The current circumstances have disrupted everyone’s normal routine in large ways and small, and much of the uncertainty comes from the lack of an end date to all the social distancing and health threats. But we can create our own routines that give us structure and control on a smaller, more individual scale. There is no right or wrong routine, but choosing a few things and sticking to them help more than you realize. Aldao suggests holding yourself accountable with things like daily exercise, changing out of pajamas, or trying out new cooking recipes.
“Habits become automatic and give us a sense of predictability and control,” she says. “Also because we tend to feel accomplished when we complete a task, they’re boosters that can help fight off low moods.”
The notion goes beyond coronavirus concerns, too. In any moment of uncertainty, the same applies. Maybe you ended a relationship and feel aimless and confused about the future; or moved across the country for a job and don’t know a soul. Not knowing how things will pan out is scary, but some structure and setting small, attainable goals can be powerful pillars to keep you going.
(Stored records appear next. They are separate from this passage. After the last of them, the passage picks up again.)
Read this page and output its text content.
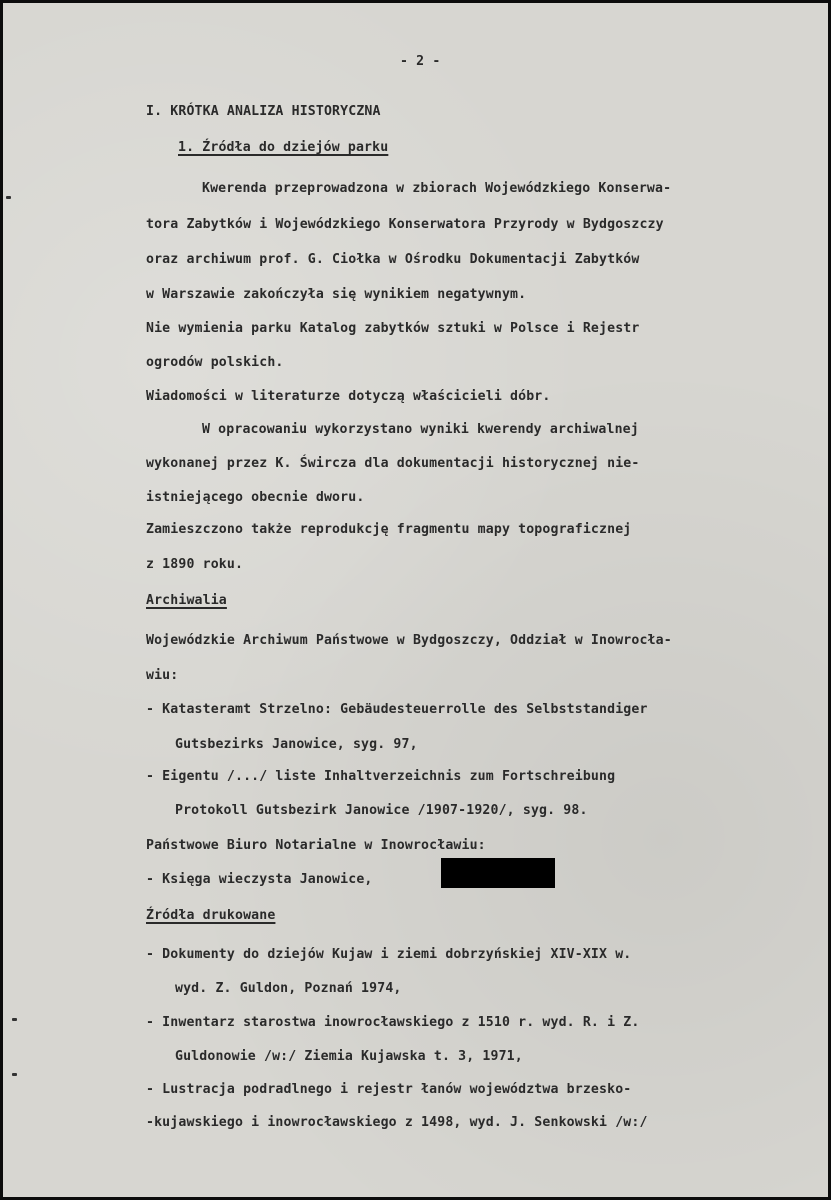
- 2 -
I. KRÓTKA ANALIZA HISTORYCZNA
1. Źródła do dziejów parku
Kwerenda przeprowadzona w zbiorach Wojewódzkiego Konserwa-
tora Zabytków i Wojewódzkiego Konserwatora Przyrody w Bydgoszczy
oraz archiwum prof. G. Ciołka w Ośrodku Dokumentacji Zabytków
w Warszawie zakończyła się wynikiem negatywnym.
Nie wymienia parku Katalog zabytków sztuki w Polsce i Rejestr
ogrodów polskich.
Wiadomości w literaturze dotyczą właścicieli dóbr.
W opracowaniu wykorzystano wyniki kwerendy archiwalnej
wykonanej przez K. Śwircza dla dokumentacji historycznej nie-
istniejącego obecnie dworu.
Zamieszczono także reprodukcję fragmentu mapy topograficznej
z 1890 roku.
Archiwalia
Wojewódzkie Archiwum Państwowe w Bydgoszczy, Oddział w Inowrocła-
wiu:
- Katasteramt Strzelno: Gebäudesteuerrolle des Selbststandiger
Gutsbezirks Janowice, syg. 97,
- Eigentu /.../ liste Inhaltverzeichnis zum Fortschreibung
Protokoll Gutsbezirk Janowice /1907-1920/, syg. 98.
Państwowe Biuro Notarialne w Inowrocławiu:
- Księga wieczysta Janowice,
Źródła drukowane
- Dokumenty do dziejów Kujaw i ziemi dobrzyńskiej XIV-XIX w.
wyd. Z. Guldon, Poznań 1974,
- Inwentarz starostwa inowrocławskiego z 1510 r. wyd. R. i Z.
Guldonowie /w:/ Ziemia Kujawska t. 3, 1971,
- Lustracja podradlnego i rejestr łanów województwa brzesko-
-kujawskiego i inowrocławskiego z 1498, wyd. J. Senkowski /w:/
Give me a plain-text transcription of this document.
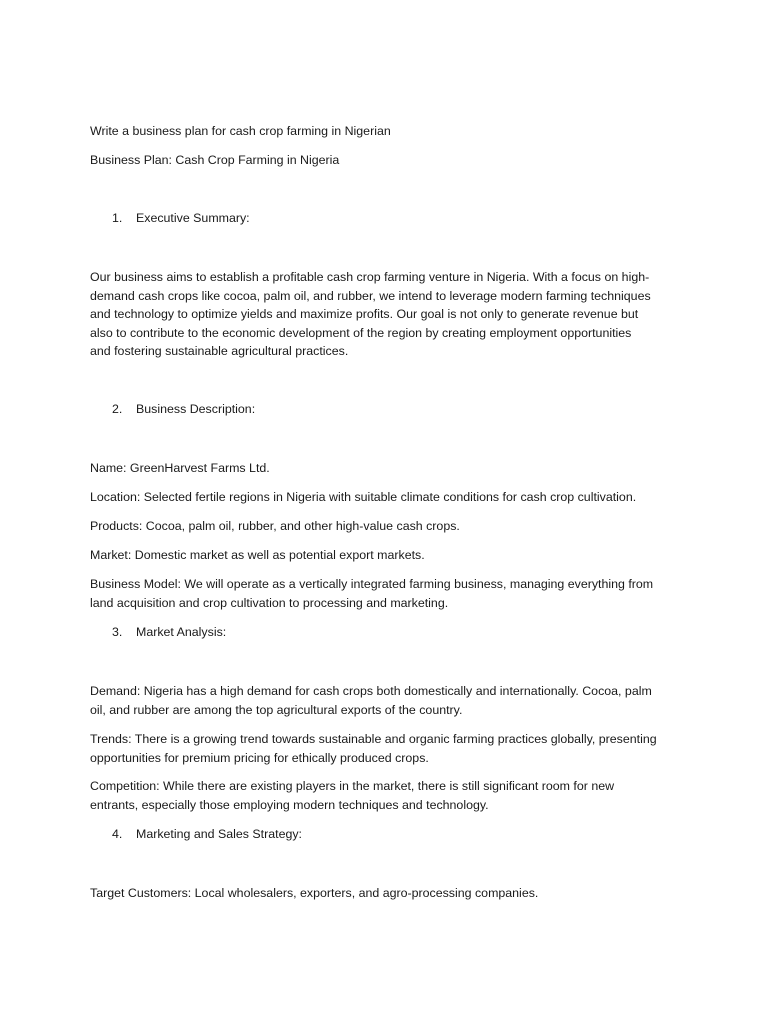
Write a business plan for cash crop farming in Nigerian

Business Plan: Cash Crop Farming in Nigeria

1. Executive Summary:
Our business aims to establish a profitable cash crop farming venture in Nigeria. With a focus on high-
demand cash crops like cocoa, palm oil, and rubber, we intend to leverage modern farming techniques
and technology to optimize yields and maximize profits. Our goal is not only to generate revenue but
also to contribute to the economic development of the region by creating employment opportunities
and fostering sustainable agricultural practices.
2. Business Description:

Name: GreenHarvest Farms Ltd.

Location: Selected fertile regions in Nigeria with suitable climate conditions for cash crop cultivation.

Products: Cocoa, palm oil, rubber, and other high-value cash crops.

Market: Domestic market as well as potential export markets.

Business Model: We will operate as a vertically integrated farming business, managing everything from
land acquisition and crop cultivation to processing and marketing.
3. Market Analysis:
Demand: Nigeria has a high demand for cash crops both domestically and internationally. Cocoa, palm
oil, and rubber are among the top agricultural exports of the country.
Trends: There is a growing trend towards sustainable and organic farming practices globally, presenting
opportunities for premium pricing for ethically produced crops.
Competition: While there are existing players in the market, there is still significant room for new
entrants, especially those employing modern techniques and technology.
4. Marketing and Sales Strategy:

Target Customers: Local wholesalers, exporters, and agro-processing companies.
“In my practice, I’ve been particularly emphasizing setting up an activity calendar (for work and fun stuff) and sticking to it as much as possible—even if you don’t feel like it and would rather crash on the couch,” Aldao says. “This is based on a cognitive behavioral therapy technique called ‘behavioral activation,’ an evidence-based approach for treating depression and low mood.”
4. Focus on gratitude.
It’s remarkable how gratitude can transform anxiety. “Finding the silver lining in a new reality is super important,” Aldao says. You may not always know the why, how, and when of things, but you can reframe your perspective by acknowledging unexpected upsides and being thankful for what you do have. During this quarantine, for example: more time with loved ones, no more train commute, or empty weekends to dive into that stack of books.
5. Seek out humor.
“Whether it’s a TV show, funny Tweets, or a group chat with friends, humor is very much about the here-and-now,” Aldao says. “The more we’re in that head space, the less our minds travel to the future and remind us of how uncertain it is.”
6. Don’t rely on temporary distractions.
It’s unhealthy to fill the void left by feelings of uncertainty with escapist behaviors like excessive drinking, using drugs, engaging in emotional eating, or denying there’s a problem. Denial, or avoidance, is one extreme response (the other is over engaging).
7. Accept what you can't control.
This is easier said than done, admittedly, but acceptance is a big step toward regaining peace of mind. Paradoxically, obsessive consumption of information—grasping for certainty—can make things worse. "Acknowledging that we can’t control and change everything is extremely important," Aldao says. "Wanting to know and control everything fuels uncertainty. Seeking out information is vital, and keeping up with news is important—but constantly refreshing your news and social media feeds only adds to anxiety."